O avanço do COVID-19 atingindo populações tradicionais e indígenas é outra característica da dispersão e interiorização dos casos em Rondônia. É em um cenário de violação sistemática dos direitos territoriais dos povos indígenas que avança a pandemia nas aldeias. A primeira morte de indígena foi registrada em 25 de maio e a segunda em 4 de junho. As duas vítimas eram do povo Karitiana. Há evidências de contaminação nos territórios de diversas outras etnias, sem que haja priorização de testagem nem acompanhamento e atendimento adaptados a suas particularidades culturais e territoriais. As comunidades ribeirinhas de Nazaré, Brasileira e São Carlos já apresentaram óbitos por COVID-19. Testagens indicam que essas e outras comunidades tradicionais do Baixo Madeira estão apresentando índices de contaminação equivalentes aos bairros com maior incidência da Capital; o que dá contornos trágicos à situação considerando a dificuldade de acesso aos serviços de atendimento médico e emergência hospitalar.

No dia 06 de junho o governo do Estado decretou[v] “isolamento social restritivo” por 8 dias, nos municípios de Porto Velho e Candeias do Jamari; promulgou na verdade, um lockdown atrasado e incompleto. Atrasado porque não houve acréscimo de leitos de UTI na proporção do aumento de pacientes internados por complicações causadas pela COVID 19 na capital do Estado. Incompleto posto que não abarca Guajará-Mirim e Nova Mamoré, municípios com grande incidência do vírus e desprovidos de rede hospitalar compatível. No curto intervalo do Lockdown, 8 dias, que sequer compreende o ciclo de manifestação do coronavírus (14 dias), observou-se uma redução na velocidade do contágio na capital, conforme demonstra o gráfico a seguir.

Contudo, a partir do dia 13 de junho, Porto Velho foi reclassificada para a fase 2, o que implicou na abertura de serviços não essenciais e um passe livre simbólico para aglomerações de todo tipo. Com isso, a variação da velocidade de contágio recobrou o ritmo anterior não havendo tempo hábil para considerar o sistema de saúde fora do risco de colapso.

Um dia após o decreto do isolamento restritivo, dia 06 de junho, Porto Velho apresentava 167 óbitos e 5.087 contaminados confirmados[vii]. No dia 15 de junho, eram 238 óbitos e 7.643 contaminados confirmados. Feita a flexibilização, decorrida a última quinzena de junho em franca normalização dos fluxos, no dia 29 de junho, Porto Velho apresentou 354 óbitos e 12.795 casos confirmados.

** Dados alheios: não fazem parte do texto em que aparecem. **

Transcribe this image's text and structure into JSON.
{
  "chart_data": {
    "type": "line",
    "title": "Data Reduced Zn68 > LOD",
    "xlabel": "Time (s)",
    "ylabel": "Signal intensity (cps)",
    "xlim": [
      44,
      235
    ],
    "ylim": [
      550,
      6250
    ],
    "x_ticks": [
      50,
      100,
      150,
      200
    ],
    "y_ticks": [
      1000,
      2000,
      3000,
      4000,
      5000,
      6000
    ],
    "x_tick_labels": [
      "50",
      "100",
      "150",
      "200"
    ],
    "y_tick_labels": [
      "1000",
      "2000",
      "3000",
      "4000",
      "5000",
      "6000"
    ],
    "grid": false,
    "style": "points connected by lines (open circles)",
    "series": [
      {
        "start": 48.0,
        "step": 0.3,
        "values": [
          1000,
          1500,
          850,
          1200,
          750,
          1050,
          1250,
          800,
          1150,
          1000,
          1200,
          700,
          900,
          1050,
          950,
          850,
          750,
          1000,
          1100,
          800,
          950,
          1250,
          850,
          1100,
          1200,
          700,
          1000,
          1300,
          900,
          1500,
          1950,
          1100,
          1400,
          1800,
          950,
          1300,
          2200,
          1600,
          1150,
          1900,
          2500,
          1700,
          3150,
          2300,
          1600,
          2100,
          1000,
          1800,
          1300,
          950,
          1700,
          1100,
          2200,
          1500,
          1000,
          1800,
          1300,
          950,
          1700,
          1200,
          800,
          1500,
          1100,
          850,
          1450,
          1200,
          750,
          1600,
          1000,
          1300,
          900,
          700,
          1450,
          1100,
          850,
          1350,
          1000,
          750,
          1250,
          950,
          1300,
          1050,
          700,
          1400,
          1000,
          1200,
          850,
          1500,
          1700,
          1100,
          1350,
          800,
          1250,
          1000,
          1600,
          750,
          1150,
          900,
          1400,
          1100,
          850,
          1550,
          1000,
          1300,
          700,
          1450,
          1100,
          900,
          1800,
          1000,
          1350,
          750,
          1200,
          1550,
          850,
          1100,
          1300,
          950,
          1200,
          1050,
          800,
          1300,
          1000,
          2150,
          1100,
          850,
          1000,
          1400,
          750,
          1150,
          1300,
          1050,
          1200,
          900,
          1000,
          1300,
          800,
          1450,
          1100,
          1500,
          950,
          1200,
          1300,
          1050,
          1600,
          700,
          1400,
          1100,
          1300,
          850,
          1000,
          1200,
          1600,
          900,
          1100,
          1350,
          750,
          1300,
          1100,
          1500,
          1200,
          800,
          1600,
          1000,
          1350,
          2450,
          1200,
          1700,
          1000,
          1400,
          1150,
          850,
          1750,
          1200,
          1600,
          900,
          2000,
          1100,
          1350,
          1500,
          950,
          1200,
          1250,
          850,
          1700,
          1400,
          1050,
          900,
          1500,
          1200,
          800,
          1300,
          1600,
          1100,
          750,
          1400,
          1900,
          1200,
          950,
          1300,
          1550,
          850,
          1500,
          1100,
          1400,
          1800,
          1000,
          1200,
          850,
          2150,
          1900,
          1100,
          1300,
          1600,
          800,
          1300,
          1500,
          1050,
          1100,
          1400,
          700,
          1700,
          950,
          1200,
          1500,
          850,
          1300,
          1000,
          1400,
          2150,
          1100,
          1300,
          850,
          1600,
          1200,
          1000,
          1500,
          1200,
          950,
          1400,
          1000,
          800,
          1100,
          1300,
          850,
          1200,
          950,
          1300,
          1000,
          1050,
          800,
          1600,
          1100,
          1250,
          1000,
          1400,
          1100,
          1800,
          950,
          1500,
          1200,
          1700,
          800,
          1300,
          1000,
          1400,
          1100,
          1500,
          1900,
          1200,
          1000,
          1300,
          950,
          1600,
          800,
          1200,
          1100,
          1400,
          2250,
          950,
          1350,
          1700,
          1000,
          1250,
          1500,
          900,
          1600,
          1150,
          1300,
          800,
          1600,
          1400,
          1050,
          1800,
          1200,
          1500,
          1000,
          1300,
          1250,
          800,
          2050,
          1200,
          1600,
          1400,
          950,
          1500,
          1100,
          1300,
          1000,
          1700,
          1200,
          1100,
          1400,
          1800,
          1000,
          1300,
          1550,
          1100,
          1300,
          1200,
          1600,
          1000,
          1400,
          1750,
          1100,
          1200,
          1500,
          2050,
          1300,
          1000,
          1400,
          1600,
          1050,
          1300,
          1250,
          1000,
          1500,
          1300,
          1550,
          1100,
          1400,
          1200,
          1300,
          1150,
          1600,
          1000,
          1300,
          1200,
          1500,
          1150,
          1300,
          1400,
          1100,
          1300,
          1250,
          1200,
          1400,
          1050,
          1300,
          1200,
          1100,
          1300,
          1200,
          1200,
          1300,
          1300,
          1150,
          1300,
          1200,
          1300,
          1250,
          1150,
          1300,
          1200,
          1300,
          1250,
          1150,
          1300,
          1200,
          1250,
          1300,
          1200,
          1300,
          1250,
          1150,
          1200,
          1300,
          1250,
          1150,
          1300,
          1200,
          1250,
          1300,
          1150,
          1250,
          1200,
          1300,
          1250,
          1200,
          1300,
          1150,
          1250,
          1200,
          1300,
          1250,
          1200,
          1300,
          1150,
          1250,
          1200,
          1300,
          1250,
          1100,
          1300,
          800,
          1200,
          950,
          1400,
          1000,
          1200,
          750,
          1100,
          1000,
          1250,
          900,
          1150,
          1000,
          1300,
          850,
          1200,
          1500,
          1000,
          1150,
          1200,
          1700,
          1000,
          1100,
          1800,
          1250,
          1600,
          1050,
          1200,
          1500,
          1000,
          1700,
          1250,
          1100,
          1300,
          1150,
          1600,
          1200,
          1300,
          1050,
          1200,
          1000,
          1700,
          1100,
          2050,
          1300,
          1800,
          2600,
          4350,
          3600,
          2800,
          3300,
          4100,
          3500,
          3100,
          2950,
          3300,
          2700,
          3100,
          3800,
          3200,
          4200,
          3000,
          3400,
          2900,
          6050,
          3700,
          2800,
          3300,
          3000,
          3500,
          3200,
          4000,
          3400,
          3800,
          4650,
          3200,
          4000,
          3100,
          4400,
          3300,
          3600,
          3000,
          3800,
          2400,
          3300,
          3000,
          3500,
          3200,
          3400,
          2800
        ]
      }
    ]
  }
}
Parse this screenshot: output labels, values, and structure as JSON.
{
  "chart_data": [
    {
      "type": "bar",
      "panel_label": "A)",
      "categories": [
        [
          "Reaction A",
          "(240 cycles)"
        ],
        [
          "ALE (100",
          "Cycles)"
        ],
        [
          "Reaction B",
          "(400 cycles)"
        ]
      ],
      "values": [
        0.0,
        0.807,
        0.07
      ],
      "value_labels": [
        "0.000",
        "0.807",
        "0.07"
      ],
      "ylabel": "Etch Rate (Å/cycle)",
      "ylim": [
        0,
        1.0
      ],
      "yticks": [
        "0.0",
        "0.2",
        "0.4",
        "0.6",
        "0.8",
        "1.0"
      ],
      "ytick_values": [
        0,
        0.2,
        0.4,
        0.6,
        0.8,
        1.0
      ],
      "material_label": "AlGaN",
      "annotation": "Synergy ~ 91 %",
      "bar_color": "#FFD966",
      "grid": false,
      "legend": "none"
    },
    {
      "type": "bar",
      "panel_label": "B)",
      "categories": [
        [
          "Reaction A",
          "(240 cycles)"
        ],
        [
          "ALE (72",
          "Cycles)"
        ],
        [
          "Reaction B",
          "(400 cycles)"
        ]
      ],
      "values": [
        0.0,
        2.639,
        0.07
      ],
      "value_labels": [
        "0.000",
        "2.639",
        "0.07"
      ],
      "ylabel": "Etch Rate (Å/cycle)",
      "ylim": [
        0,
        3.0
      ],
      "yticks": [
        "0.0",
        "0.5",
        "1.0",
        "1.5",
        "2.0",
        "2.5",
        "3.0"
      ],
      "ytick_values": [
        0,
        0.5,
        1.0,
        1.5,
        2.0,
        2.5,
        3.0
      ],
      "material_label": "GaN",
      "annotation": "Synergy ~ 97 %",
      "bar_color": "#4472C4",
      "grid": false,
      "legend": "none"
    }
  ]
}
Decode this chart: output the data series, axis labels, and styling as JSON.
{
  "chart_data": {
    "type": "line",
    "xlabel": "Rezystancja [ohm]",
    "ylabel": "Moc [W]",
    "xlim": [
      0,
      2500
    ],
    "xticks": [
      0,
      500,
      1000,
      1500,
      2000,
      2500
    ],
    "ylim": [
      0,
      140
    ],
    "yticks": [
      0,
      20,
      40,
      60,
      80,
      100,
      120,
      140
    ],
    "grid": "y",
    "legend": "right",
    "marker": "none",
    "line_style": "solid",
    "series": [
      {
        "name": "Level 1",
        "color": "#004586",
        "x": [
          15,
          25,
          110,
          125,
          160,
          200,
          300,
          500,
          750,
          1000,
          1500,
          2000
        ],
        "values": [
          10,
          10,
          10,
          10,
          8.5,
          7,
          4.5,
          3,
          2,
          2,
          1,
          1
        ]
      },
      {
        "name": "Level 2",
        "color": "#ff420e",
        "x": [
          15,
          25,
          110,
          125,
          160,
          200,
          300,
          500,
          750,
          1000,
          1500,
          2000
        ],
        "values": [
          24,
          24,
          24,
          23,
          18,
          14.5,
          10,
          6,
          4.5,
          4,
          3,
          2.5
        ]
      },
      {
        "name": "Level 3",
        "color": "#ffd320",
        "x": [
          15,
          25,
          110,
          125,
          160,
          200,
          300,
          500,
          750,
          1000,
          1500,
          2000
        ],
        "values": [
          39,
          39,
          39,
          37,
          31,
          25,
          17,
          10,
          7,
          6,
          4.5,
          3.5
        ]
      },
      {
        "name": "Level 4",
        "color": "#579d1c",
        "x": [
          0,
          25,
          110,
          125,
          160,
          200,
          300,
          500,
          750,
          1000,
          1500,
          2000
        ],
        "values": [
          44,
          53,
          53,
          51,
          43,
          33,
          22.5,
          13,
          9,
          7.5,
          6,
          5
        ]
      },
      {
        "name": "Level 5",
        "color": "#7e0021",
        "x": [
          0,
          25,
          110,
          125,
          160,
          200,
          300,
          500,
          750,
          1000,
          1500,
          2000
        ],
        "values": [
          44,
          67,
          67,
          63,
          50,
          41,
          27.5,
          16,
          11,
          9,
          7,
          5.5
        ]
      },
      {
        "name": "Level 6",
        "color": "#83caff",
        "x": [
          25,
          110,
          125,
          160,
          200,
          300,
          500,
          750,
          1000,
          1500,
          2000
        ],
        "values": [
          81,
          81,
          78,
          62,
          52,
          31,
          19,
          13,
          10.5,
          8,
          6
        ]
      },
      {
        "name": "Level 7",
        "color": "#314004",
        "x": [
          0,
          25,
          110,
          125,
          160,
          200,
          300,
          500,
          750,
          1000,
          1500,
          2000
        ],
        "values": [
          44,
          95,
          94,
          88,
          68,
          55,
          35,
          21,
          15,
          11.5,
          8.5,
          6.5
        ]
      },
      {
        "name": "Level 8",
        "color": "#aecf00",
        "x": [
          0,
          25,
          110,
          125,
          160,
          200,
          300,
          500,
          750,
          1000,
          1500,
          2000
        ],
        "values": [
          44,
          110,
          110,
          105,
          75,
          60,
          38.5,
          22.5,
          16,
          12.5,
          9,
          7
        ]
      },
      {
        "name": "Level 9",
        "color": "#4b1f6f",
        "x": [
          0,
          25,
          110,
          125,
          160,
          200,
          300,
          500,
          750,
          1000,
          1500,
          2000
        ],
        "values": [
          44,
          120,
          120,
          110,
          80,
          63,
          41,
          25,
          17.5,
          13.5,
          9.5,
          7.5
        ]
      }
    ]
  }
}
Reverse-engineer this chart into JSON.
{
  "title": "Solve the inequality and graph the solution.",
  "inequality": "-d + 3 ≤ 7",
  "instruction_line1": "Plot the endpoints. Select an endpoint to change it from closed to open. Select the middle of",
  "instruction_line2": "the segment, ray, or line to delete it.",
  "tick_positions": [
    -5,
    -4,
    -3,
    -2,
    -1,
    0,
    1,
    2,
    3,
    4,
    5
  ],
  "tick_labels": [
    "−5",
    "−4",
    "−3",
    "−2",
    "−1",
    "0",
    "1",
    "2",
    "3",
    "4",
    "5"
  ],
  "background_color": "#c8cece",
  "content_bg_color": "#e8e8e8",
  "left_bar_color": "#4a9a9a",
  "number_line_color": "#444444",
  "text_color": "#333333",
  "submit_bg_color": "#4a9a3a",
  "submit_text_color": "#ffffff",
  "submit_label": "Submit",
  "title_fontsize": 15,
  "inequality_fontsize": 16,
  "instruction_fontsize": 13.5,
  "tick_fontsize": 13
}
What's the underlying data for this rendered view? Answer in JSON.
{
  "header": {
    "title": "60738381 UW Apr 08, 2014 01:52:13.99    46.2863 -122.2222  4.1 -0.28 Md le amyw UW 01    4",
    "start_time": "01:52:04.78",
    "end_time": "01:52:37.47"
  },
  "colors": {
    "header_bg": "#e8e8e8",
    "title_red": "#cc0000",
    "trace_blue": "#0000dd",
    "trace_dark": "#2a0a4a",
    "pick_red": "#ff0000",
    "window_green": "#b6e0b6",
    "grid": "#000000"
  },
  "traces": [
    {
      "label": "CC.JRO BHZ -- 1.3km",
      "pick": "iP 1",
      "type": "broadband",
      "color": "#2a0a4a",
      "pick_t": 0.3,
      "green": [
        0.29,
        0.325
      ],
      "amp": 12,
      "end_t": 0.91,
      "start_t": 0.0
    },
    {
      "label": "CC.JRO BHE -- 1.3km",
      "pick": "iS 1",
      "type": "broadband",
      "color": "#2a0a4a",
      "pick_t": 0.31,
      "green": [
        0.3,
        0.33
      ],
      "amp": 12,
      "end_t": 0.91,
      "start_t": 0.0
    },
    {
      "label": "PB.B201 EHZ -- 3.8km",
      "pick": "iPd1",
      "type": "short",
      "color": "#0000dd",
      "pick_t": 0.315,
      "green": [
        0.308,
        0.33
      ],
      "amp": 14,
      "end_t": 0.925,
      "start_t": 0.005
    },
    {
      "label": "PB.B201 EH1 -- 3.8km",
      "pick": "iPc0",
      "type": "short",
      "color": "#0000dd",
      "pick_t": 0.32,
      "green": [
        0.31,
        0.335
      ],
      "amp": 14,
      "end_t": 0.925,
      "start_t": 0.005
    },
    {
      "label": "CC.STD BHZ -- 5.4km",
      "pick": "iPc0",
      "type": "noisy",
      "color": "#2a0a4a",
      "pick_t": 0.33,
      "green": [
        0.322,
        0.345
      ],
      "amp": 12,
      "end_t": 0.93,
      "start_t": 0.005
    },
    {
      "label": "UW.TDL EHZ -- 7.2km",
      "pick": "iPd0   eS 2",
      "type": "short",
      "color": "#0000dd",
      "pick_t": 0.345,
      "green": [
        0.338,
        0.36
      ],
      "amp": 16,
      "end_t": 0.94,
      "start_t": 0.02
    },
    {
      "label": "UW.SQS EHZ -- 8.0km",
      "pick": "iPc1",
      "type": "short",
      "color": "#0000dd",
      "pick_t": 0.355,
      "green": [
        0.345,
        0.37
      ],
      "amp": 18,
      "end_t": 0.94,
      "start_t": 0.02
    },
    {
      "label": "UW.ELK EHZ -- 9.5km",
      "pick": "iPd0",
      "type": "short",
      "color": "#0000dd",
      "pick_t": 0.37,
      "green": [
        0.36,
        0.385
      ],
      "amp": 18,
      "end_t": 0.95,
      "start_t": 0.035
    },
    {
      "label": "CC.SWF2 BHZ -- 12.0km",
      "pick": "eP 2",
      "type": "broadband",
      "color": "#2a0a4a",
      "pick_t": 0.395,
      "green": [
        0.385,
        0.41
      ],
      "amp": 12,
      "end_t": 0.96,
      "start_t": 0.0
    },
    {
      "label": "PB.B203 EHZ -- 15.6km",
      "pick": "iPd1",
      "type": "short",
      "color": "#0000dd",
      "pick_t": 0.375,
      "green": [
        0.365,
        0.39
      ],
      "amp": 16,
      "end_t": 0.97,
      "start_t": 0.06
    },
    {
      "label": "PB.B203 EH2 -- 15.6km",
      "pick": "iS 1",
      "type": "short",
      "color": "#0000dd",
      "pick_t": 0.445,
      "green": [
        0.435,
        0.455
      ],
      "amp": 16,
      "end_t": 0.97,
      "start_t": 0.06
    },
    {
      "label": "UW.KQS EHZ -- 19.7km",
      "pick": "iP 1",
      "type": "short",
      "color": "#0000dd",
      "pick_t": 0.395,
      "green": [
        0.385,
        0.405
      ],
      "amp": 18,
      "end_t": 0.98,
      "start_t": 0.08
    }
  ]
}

Rondônia totalizava 499 óbitos e 20.406 confirmações de COVID-19.

Considerando a crescente curva de contágio, a taxa de ocupação dos leitos hospitalares e distintas petições judiciais em defesa do retorno das medidas restritivas na capital, no mesmo dia 29 de junho, celebrou-se uma Audiência no Tribunal de Justiça de Rondônia reunindo o Governo estadual e a Prefeitura. A audiência resultou em um acordo para a reclassificação da Capital da fase 2 para a fase 1 (isolamento social ampliado) já que os dados demonstravam que não havia condições estruturais e epidemiológicas para uma maior flexibilização. Entre restrições parciais e flexibilizações amplas, fica patente o descompasso entre Governo estadual e a Prefeitura da Capital bem como entre segmentos sociais e jurídicos que clamam por uma paralisação completa de atividades por 14 dias e setores empresariais que não admitem mais limitações à continuidade de seus negócios.

É um cenário colapsado. O avanço do COVID-19 revela as distorções de representação e as fragilidades técnicas das instituições políticas estaduais. As mensagens permanecem contraditórias sobre os riscos do COVID-19 e sobre quais são as políticas públicas elaboradas para a contenção da pandemia. Assim, a população vivencia uma crise infindável com sacrifícios incalculáveis.